La scena è ambientata ad Atene, durante il secondo giorno delle Tesmoforie, una festa riservata alle donne e dedicata alle dee Demetra e Persefone (madre e figlia).Nell’opera appare anche il tragediografo Euripide, molto conosciuto a quel tempo. Il quale Euripide, nella finzione teatrale, temendo che le donne, riunite in occasione della festa, stiano tramando una ritorsione contro di lui, colpevole di averle messe in cattiva luce nelle sue tragedie, pensa di correre ai ripari chiedendo all’effeminato poeta Agatone di prendere le sue difese presenziando, travestito da donna, all’assemblea delle Tesmoforie. Dopo il rifiuto di questi, chiede ( e riceve) la disponibilità  a difenderlo nel consesso muliebre, del parente Mnesiloco che, lisciato come una donna e  vestito con abiti femminili prestati da Agatone, prenderà parte alla vivace assemblea delle donne.
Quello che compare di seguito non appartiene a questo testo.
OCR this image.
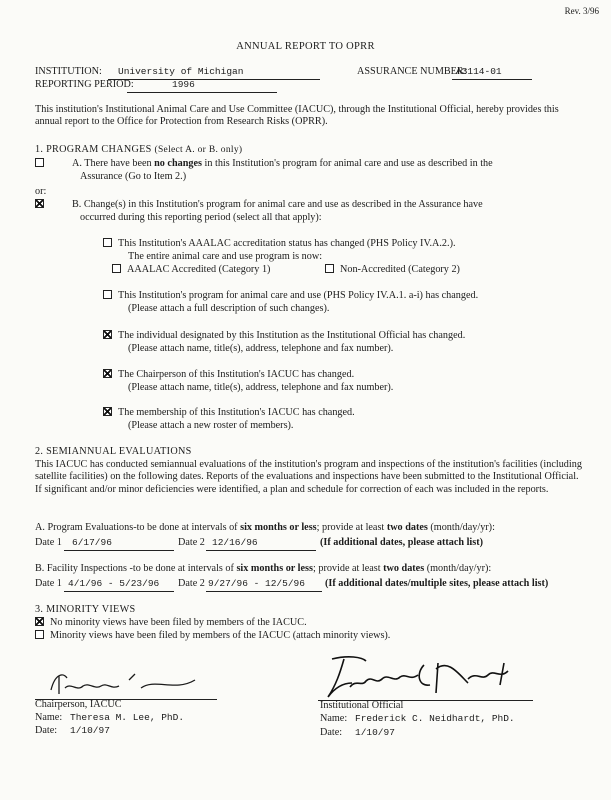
Rev. 3/96
ANNUAL REPORT TO OPRR
INSTITUTION: University of Michigan	ASSURANCE NUMBER:
A3114-01
REPORTING PERIOD:	1996
This institution's Institutional Animal Care and Use Committee (IACUC), through the Institutional Official, hereby provides this annual report to the Office for Protection from Research Risks (OPRR).
1. PROGRAM CHANGES (Select A. or B. only)
A. There have been no changes in this Institution's program for animal care and use as described in the
Assurance (Go to Item 2.)
or:
B. Change(s) in this Institution's program for animal care and use as described in the Assurance have
occurred during this reporting period (select all that apply):
This Institution's AAALAC accreditation status has changed (PHS Policy IV.A.2.).
The entire animal care and use program is now:
AAALAC Accredited (Category 1)	Non-Accredited (Category 2)
This Institution's program for animal care and use (PHS Policy IV.A.1. a-i) has changed.
(Please attach a full description of such changes).
The individual designated by this Institution as the Institutional Official has changed.
(Please attach name, title(s), address, telephone and fax number).
The Chairperson of this Institution's IACUC has changed.
(Please attach name, title(s), address, telephone and fax number).
The membership of this Institution's IACUC has changed.
(Please attach a new roster of members).
2. SEMIANNUAL EVALUATIONS
This IACUC has conducted semiannual evaluations of the institution's program and inspections of the institution's facilities (including satellite facilities) on the following dates. Reports of the evaluations and inspections have been submitted to the Institutional Official. If significant and/or minor deficiencies were identified, a plan and schedule for correction of each was included in the reports.
A. Program Evaluations-to be done at intervals of six months or less; provide at least two dates (month/day/yr):
Date 1 6/17/96	Date 2 12/16/96	(If additional dates, please attach list)
B. Facility Inspections -to be done at intervals of six months or less; provide at least two dates (month/day/yr):
Date 1 4/1/96 - 5/23/96 Date 2 9/27/96 - 12/5/96 (If additional dates/multiple sites, please attach list)
3. MINORITY VIEWS
No minority views have been filed by members of the IACUC.
Minority views have been filed by members of the IACUC (attach minority views).
Chairperson, IACUC
Name: Theresa M. Lee, PhD.
Date: 1/10/97
Institutional Official
Name: Frederick C. Neidhardt, PhD.
Date: 1/10/97
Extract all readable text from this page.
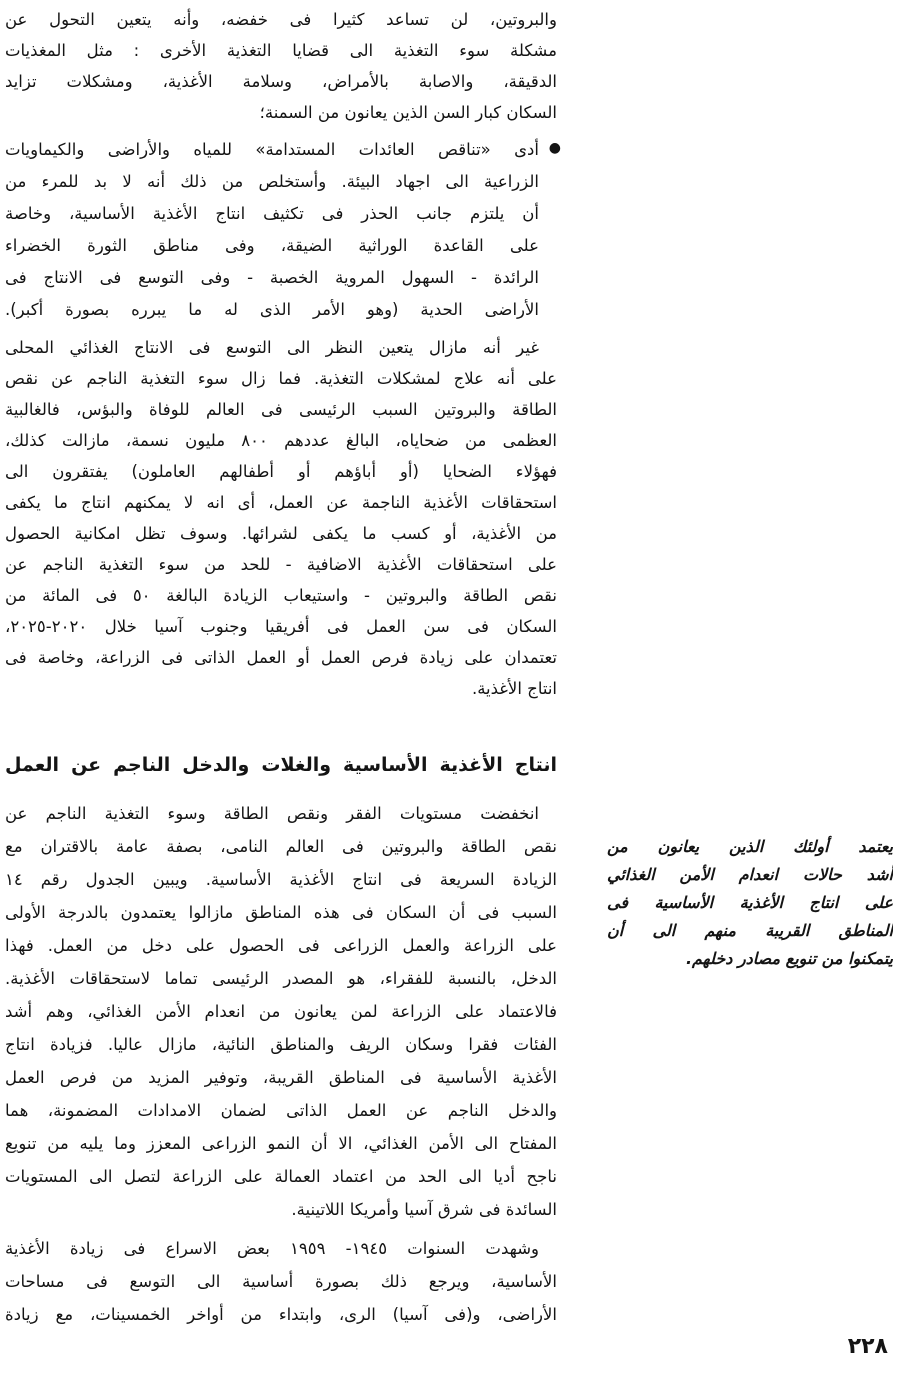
والبروتين، لن تساعد كثيرا فى خفضه، وأنه يتعين التحول عن
مشكلة سوء التغذية الى قضايا التغذية الأخرى : مثل المغذيات
الدقيقة، والاصابة بالأمراض، وسلامة الأغذية، ومشكلات تزايد
السكان كبار السن الذين يعانون من السمنة؛
●
أدى «تناقص العائدات المستدامة» للمياه والأراضى والكيماويات
الزراعية الى اجهاد البيئة. وأستخلص من ذلك أنه لا بد للمرء من
أن يلتزم جانب الحذر فى تكثيف انتاج الأغذية الأساسية، وخاصة
على القاعدة الوراثية الضيقة، وفى مناطق الثورة الخضراء
الرائدة - السهول المروية الخصبة - وفى التوسع فى الانتاج فى
الأراضى الحدية (وهو الأمر الذى له ما يبرره بصورة أكبر).
غير أنه مازال يتعين النظر الى التوسع فى الانتاج الغذائي المحلى
على أنه علاج لمشكلات التغذية. فما زال سوء التغذية الناجم عن نقص
الطاقة والبروتين السبب الرئيسى فى العالم للوفاة والبؤس، فالغالبية
العظمى من ضحاياه، البالغ عددهم ٨٠٠ مليون نسمة، مازالت كذلك،
فهؤلاء الضحايا (أو أباؤهم أو أطفالهم العاملون) يفتقرون الى
استحقاقات الأغذية الناجمة عن العمل، أى انه لا يمكنهم انتاج ما يكفى
من الأغذية، أو كسب ما يكفى لشرائها. وسوف تظل امكانية الحصول
على استحقاقات الأغذية الاضافية - للحد من سوء التغذية الناجم عن
نقص الطاقة والبروتين - واستيعاب الزيادة البالغة ٥٠ فى المائة من
السكان فى سن العمل فى أفريقيا وجنوب آسيا خلال ٢٠٢٠-٢٠٢٥،
تعتمدان على زيادة فرص العمل أو العمل الذاتى فى الزراعة، وخاصة فى
انتاج الأغذية.
انتاج الأغذية الأساسية والغلات والدخل الناجم عن العمل
انخفضت مستويات الفقر ونقص الطاقة وسوء التغذية الناجم عن
نقص الطاقة والبروتين فى العالم النامى، بصفة عامة بالاقتران مع
الزيادة السريعة فى انتاج الأغذية الأساسية. ويبين الجدول رقم ١٤
السبب فى أن السكان فى هذه المناطق مازالوا يعتمدون بالدرجة الأولى
على الزراعة والعمل الزراعى فى الحصول على دخل من العمل. فهذا
الدخل، بالنسبة للفقراء، هو المصدر الرئيسى تماما لاستحقاقات الأغذية.
فالاعتماد على الزراعة لمن يعانون من انعدام الأمن الغذائي، وهم أشد
الفئات فقرا وسكان الريف والمناطق النائية، مازال عاليا. فزيادة انتاج
الأغذية الأساسية فى المناطق القريبة، وتوفير المزيد من فرص العمل
والدخل الناجم عن العمل الذاتى لضمان الامدادات المضمونة، هما
المفتاح الى الأمن الغذائي، الا أن النمو الزراعى المعزز وما يليه من تنويع
ناجح أديا الى الحد من اعتماد العمالة على الزراعة لتصل الى المستويات
السائدة فى شرق آسيا وأمريكا اللاتينية.
وشهدت السنوات ١٩٤٥- ١٩٥٩ بعض الاسراع فى زيادة الأغذية
الأساسية، ويرجع ذلك بصورة أساسية الى التوسع فى مساحات
الأراضى، و(فى آسيا) الرى، وابتداء من أواخر الخمسينات، مع زيادة
يعتمد أولئك الذين يعانون من
أشد حالات انعدام الأمن الغذائي
على انتاج الأغذية الأساسية فى
المناطق القريبة منهم الى أن
يتمكنوا من تنويع مصادر دخلهم.
٢٢٨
. Di fronte all’ipotesi, emersa nell’Assemblea delle bellicose ed infervorate donne, , di un’eliminazione fisica di Euripide, Mnesiloco perora la difesa del tragediografo sostenendo che i suoi strali erano indirizzati a colpire le sole eroine del mito senza voler affatto stigmatizzare il comportamento delle donne moderne che, come incautamente afferma l’improvvisato avvocato difensore, non è certo da considerarsi impeccabile.

Tale affermazione esemplificata con racconti di infedeltà e scaltrezza femminile, si rivela un boomerang e fa degenerare l’assemblea in una rissa fino alla smascheramento e alla cattura del povero Mnesiloco che solo dopo molti maldestri tentativi di fuga, riuscirà a farla franca e a salvarsi dalla furia femminile.

Ora, a ben guardare, Aristofane attribuisce ad Euripide la denuncia di malefatte che raramente il tragediografo aveva esposto nella sua opera. Si assiste perciò ad un’affannosa, incalzante elencazione di attributi ingiuriosi verso le donne , che ricalcano un “topos” spesso (anche ai nostri giorni) molto abusato (ovviamente nell’universo maschile): ovvero quello delle donne adultere, ninfomani e capaci di ingannare i mariti.

Come si legge nell’introduzione ( a cura di Carlo Prato) della bellissima edizione delle “Donne alle Tesmoforie” della Fondazione Lorenzo Valla “in una manifestazione religiosa, patrocinata dalle donne e che esaltava i valori della castità, del matrimonio e della maternità, Aristofane si compiace, da consumato attore di teatro, di soffermarsi su fatti o aspetti della vita quotidiana dove questi valori sono maliziosamente presentati al rovescio e ridicolizzati”. Qualche breve passo dell’opera è molto didascalico al riguardo : “Tra le donne di oggi una Penelope non la trovi, sono Fedre tutte quante “ o ancora “ Che senso ha continuare ad accusarlo (Euripide n.d.r) e a sentirci offese, perché ha raccontato due o tre delle nostre malefatte? Lui sa bene che ne combiniamo a migliaia” afferma il parente, travestito da donna, perorando la causa di Euripide. E in un altro passo “ ..Queste cose, vedete, Euripide non le ha dette mai. E non va a dire che, in mancanza d’altro, ci facciamo sbattere dai servi e dagli stallieri; e neppure che, quando di notte ne abbiamo fatte di tutte con qualcuno, la mattina mastichiamo dell’aglio – così che il marito di ritorno dalla guardia sente l’odore, e non sospetta nulla di male”.

Sembra quindi che Aristofane si serva della figura di Euripide come “alter ego”, come rappresentante cioè,  nella finzione scenica,  della sua visione ambivalente  sulle donne del suo tempo. Forse una lettura forzata, la mia, ma non necessariamente o non del tutto fuorviante.